研究チームはさらにノックアウトマウスを用いた解析から、嗅覚受容体がセンサとして機能する時期と、基礎活性を使って機能している時期とでは異なるGタンパク質が嗅覚受容体のシグナルを伝えていることを見出した。嗅覚受容体が匂いセンサとして機能している成熟嗅神経細胞ではGタンパク質「Golf」が機能しており、基礎活性にはほとんど生じないのに対し、嗅神経細胞が軸索を投射している未成熟な時期では、Gタンパク質「Gs」が嗅覚受容体に作用して効率よく基礎活性を拾い上げ、「cAMPシグナル」産生に結びつけていることも明らかにしたのである(画像5)。

画像5。嗅覚受容体の基礎活性が嗅神経細胞の軸索投射先を制御する

今回の研究およびこれまでの坂野グループの研究から、GPCRである嗅覚受容体が外部刺激に依存しない基礎活性によって、嗅神経回路の構築を制御していることが明らかになった。ヒトを含む高等動物の複雑な脳機能は、1000億個もの神経細胞が発生の過程で自身の細胞個性に従って互いにシナプスを形成し、精巧な神経回路網を構築することにより支えられている。そのため、神経細胞の個性がどのようにして規定され、特異的な回路構築を達成するのか、その機構の解明は神経発生学における一大テーマとなっているというわけだ。
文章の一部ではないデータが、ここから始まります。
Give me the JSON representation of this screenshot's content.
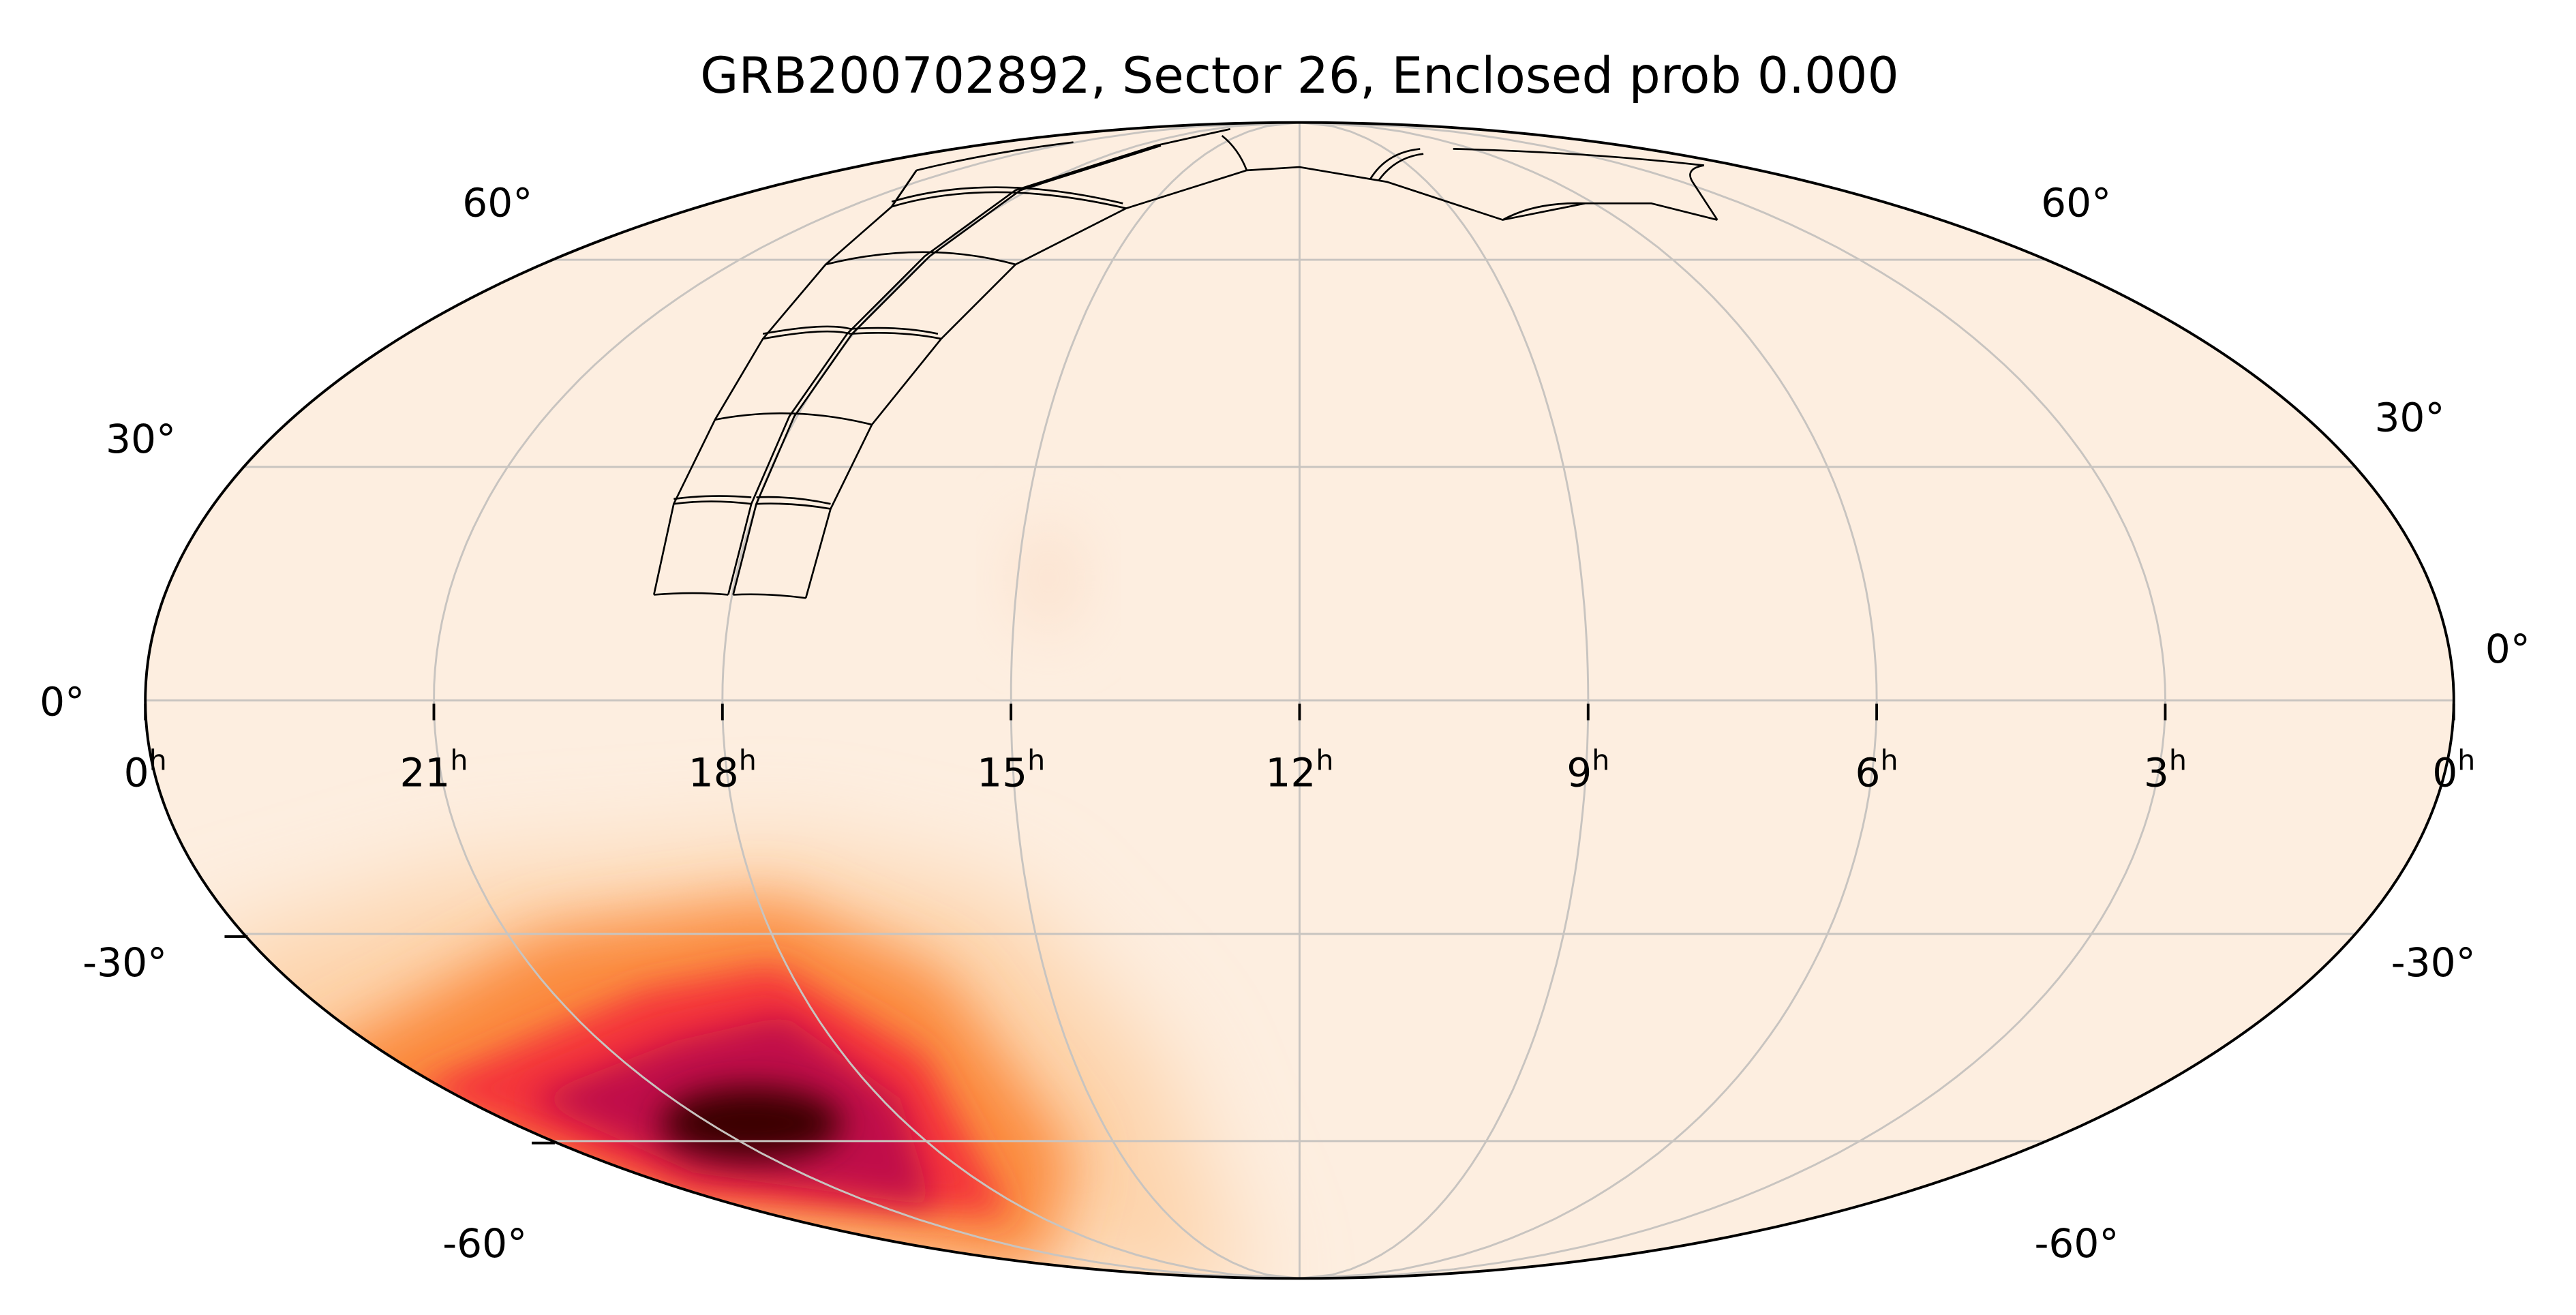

今回、研究チームはマウス嗅覚系をモデルとして、嗅神経細胞の個性を規定するシグナルの起源がGPCRの基礎活性であることを明らかにした。この研究成果はほかの神経系にも応用できる可能性があり、複雑な脳のネットワークが構築される仕組みを理解する鍵になると期待されるという。一方、今回の成果はセンサとしての機能ばかりが注目されて来たGPCRが、刺激によらない基礎活性によって生理学的機能を果たすことを示した最初の例であり、創薬を始めとしたGPCRの研究分野に新しい切り口を与え得ると予想されるとしている。